The book club is hosted by CitySquare Opportunity Center, an urban ministry program based in South Dallas, and has studied books on social justice topics ranging from Bryan Stevenson’s Just Mercy to Joyce King’s Hate Crime.

“I get a chance to hear about interesting books that I need to read,” he said. “And since we’re always talking about how these books deal with an issue in society, that keeps me grounded.”

Teaching Specialties

Gospel of Luke, Gospel of Mark, 1 Thessalonians

Research Interests

 African American biblical hermeneutics, cultural studies

Favorite Bible Verse

Proverbs 4:18, But the path of the righteous is like the light of dawn, which shines brighter and brighter until full day. “I discovered this verse when I saw the words in Spanish in an email from a friend in Chile,” Smith said. “I wondered where they came from and was shocked to learn they were from the Bible!  I’ve been fascinated with this verse ever since.”

Book on the Nightstand

Leadership: In Turbulent Times by Doris Kearns Goodwin.  The book looks at the presidential leadership styles of Abraham Lincoln, Theodore Roosevelt, Franklin Roosevelt and Lyndon Johnson.  “The author looks at each of these four presidents’ ability to adapt,” he said. “Given the turbulent times we live in, I see the book as instructive about how leaders can adapt today in the face of personal and public difficulties.”

Fantasy dinner party

 “I’d make it a small dinner party. I’d invite two persons I’m writing about: Ida B. Wells and Howard Thurman.  The topic of discussion: How does one change the narrative or various myths that deny each person the right to have dignity and respect? That’s a concern for me. There are so many instances where persons are counted as nobodies because of their race, gender, sexual orientation, or class.  How do we change the narrative to give value and dignity to each person?”

Family

I’m originally from Mobile, Ala. My mother, Pauline Robinson Smith, died at a young age; so my father, Calvin Lewis Smith, a blind man, raised five children by himself. He was a minister who learned to read Braille and do trades.  Friends and relatives wanted to break up my family, but my father insisted on raising us together, and all of us finished college and have done well in life. Three have master’s degrees, and I have a Ph.D.  Both of my parents are gone now, but they still live and breathe in everything I do.”
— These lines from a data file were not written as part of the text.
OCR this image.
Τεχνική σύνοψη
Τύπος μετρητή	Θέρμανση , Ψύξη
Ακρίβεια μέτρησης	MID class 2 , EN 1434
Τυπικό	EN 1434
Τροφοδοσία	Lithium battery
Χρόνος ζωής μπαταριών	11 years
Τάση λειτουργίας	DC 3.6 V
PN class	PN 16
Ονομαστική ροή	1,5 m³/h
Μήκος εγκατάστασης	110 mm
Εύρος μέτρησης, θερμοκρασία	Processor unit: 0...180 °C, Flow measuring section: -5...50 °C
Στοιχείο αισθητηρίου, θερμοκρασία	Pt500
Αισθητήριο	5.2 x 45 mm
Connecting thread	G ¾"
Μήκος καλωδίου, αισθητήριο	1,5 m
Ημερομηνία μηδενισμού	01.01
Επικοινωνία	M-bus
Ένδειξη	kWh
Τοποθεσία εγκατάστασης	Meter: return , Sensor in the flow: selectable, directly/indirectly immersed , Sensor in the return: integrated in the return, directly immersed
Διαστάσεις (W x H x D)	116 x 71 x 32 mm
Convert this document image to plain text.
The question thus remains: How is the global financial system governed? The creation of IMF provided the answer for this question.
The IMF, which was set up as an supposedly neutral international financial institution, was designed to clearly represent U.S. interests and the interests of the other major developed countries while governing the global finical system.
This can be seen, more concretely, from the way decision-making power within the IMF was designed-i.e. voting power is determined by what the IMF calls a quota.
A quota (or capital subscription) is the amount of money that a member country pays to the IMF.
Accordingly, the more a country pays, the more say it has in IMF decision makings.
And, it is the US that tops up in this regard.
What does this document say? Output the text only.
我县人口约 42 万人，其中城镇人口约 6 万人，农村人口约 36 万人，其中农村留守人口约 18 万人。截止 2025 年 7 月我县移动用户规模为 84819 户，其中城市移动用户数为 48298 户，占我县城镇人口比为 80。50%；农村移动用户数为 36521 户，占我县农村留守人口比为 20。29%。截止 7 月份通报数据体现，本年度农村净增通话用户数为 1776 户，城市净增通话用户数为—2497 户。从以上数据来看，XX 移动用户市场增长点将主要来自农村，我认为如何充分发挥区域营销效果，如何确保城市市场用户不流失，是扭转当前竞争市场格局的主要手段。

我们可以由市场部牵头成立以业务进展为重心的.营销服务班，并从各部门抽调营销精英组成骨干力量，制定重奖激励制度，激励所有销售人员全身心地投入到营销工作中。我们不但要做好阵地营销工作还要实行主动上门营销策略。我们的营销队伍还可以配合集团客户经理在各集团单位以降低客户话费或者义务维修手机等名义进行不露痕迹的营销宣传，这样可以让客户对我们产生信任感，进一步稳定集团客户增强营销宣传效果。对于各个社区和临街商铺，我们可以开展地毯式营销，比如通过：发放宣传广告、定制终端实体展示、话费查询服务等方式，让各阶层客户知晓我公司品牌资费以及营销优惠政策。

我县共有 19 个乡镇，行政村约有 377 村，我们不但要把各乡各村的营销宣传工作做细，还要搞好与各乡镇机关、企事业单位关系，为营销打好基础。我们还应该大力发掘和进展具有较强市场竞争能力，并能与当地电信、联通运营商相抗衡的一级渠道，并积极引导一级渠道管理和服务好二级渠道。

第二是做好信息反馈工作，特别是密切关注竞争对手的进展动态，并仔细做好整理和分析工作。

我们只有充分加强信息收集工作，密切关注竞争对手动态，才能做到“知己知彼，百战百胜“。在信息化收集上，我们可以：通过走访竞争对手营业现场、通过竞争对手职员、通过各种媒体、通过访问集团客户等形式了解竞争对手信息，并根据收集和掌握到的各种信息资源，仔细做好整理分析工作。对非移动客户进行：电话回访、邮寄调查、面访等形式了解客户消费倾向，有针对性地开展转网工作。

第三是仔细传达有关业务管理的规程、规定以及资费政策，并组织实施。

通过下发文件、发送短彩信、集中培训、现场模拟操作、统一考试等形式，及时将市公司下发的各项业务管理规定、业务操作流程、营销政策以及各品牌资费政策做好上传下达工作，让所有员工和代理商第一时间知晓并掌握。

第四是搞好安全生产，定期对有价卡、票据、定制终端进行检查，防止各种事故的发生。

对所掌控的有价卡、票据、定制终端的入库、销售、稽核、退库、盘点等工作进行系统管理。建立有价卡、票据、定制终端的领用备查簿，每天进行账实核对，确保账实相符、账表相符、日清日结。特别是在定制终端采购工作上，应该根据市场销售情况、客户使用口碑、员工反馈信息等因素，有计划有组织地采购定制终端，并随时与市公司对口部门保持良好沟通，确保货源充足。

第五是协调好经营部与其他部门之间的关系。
Something about you that most people don’t know?

Despite being gregarious, I don’t crave public attention. I’m very quiet and I love a lot of alone time.”

You get to ask one question at the Pearly Gates. What do you ask?

“I don’t think much about the afterlife, but I would like to know, ‘Are those gates there to let people in, or to keep people out?’ We hear so much about walls and gates. Whatever heaven is going to be, I hope it doesn’t translate into more structures that separate us.”

Do you follow a regular, personal practice (prayer, meditation, walking, etc.) that nourishes your spirit?

“I can’t live without music.  Music nourishes my spirit. Every day I wake up to Kirk Whalum’s ‘Hymns: in the Garden.’ It’s a gospel CD of purely instrumental jazz. That music centers me for whatever my day brings.”